What is success to me?
It is an important question, because unless I know and I am clear on what is success for me personally, then how will I be able to achieve it? It is not possible. I will instead chase mirages, success as defined and seen by others, and not live according to my self-honesty.
The question has arisen within me due to reactions that have come up within when I am confronted with friends, acquaintances, that I feel have begun to climb the ladder of success, and that has achieved positions of high stature. It could also be that they have achieved fame or notoriety in some other way. The reaction is still the same, it is that of jealousy and fear. Jealousy that I have not achieved their position, and fear that I might have wasted/missed my opportunities to place myself in such a successful point.
Thus, the fascinating thing is that my desire is not directed towards achieving their position from a point of wanting to have their experience, as could be the case if someone has a job that I would like and find interesting. My desire more has to do with gaining the position in order to impress upon and show others that I have been able to achieve such a position/standing of success. That is what it is all about, wanting the positive attention that I perceive someone is receiving in the particular position.
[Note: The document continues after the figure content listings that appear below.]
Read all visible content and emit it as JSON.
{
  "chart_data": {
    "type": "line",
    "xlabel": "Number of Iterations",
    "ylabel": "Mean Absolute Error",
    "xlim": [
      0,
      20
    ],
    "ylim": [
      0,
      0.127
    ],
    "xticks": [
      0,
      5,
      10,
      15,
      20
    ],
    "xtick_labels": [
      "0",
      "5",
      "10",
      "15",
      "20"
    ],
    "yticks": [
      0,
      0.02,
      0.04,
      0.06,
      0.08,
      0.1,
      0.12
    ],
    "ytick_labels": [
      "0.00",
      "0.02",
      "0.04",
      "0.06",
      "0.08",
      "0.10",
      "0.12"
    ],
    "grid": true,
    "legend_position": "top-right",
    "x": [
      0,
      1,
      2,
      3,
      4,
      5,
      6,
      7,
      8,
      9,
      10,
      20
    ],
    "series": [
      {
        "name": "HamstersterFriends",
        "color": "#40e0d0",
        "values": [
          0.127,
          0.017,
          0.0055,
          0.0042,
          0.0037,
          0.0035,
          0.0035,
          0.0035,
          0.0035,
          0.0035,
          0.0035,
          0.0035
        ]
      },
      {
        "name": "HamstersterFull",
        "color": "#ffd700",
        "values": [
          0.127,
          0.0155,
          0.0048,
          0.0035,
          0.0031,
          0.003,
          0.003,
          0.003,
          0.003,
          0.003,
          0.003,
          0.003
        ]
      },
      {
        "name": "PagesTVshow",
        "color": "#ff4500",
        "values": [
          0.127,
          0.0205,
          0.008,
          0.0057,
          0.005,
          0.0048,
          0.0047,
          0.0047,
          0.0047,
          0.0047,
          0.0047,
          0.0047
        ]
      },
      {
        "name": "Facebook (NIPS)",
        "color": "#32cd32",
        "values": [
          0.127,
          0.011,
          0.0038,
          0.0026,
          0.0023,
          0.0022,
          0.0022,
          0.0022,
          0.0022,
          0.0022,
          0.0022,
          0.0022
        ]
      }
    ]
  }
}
In analyzing this desire/jealousy and bringing it back to myself, I can conclude that I would not have experienced jealousy/desire if I would have felt that I am receiving a sufficient amount of attention/validation/confirmation in my current position. That begs the question, why is it that I feel I need my success/live/movement in this world to be validated by others? That is in-fact a serious limitation, as I will continuously only pursue that which I suspect I will be able to get my validation and attention. And when those things have subsided, I will drop my venture, and yet again go searching for a way to achieve the attention/validation/respect I feel that I deserve. I have played this loop out a couple of times.
The solution is to define my own success and to practice validating myself – to stop myself from comparing my life – what I do – my skills – my future – to that of others – as it will only ever cause me to go astray and miss what is important to me – what is my success. And there will obviously still be the temptation to continue in old tracks. Though it is clear that when I am constantly looking out there at what everyone else is doing, then how will I ever be able to focus at what I am doing? How will I be able to focus at where I want to go, what I want to do? It is not possible – hence the importance of letting others do what they are doing, and developing within me the skill of validating and recognizing myself.
What is success to me?
To me success is to care for myself and others. It is to choose a direction in life based on where I am able to best support myself and others to be the best they can be. Success to me is also to challenge the status quo and to contribute to a change in how the system operates. Further, it is a success for me to dedicate myself to my process of self-creation – to stick to this process, to continue to develop myself, to expand, to move and to walk it until it is done.
When I live these words in my life – that is success to me.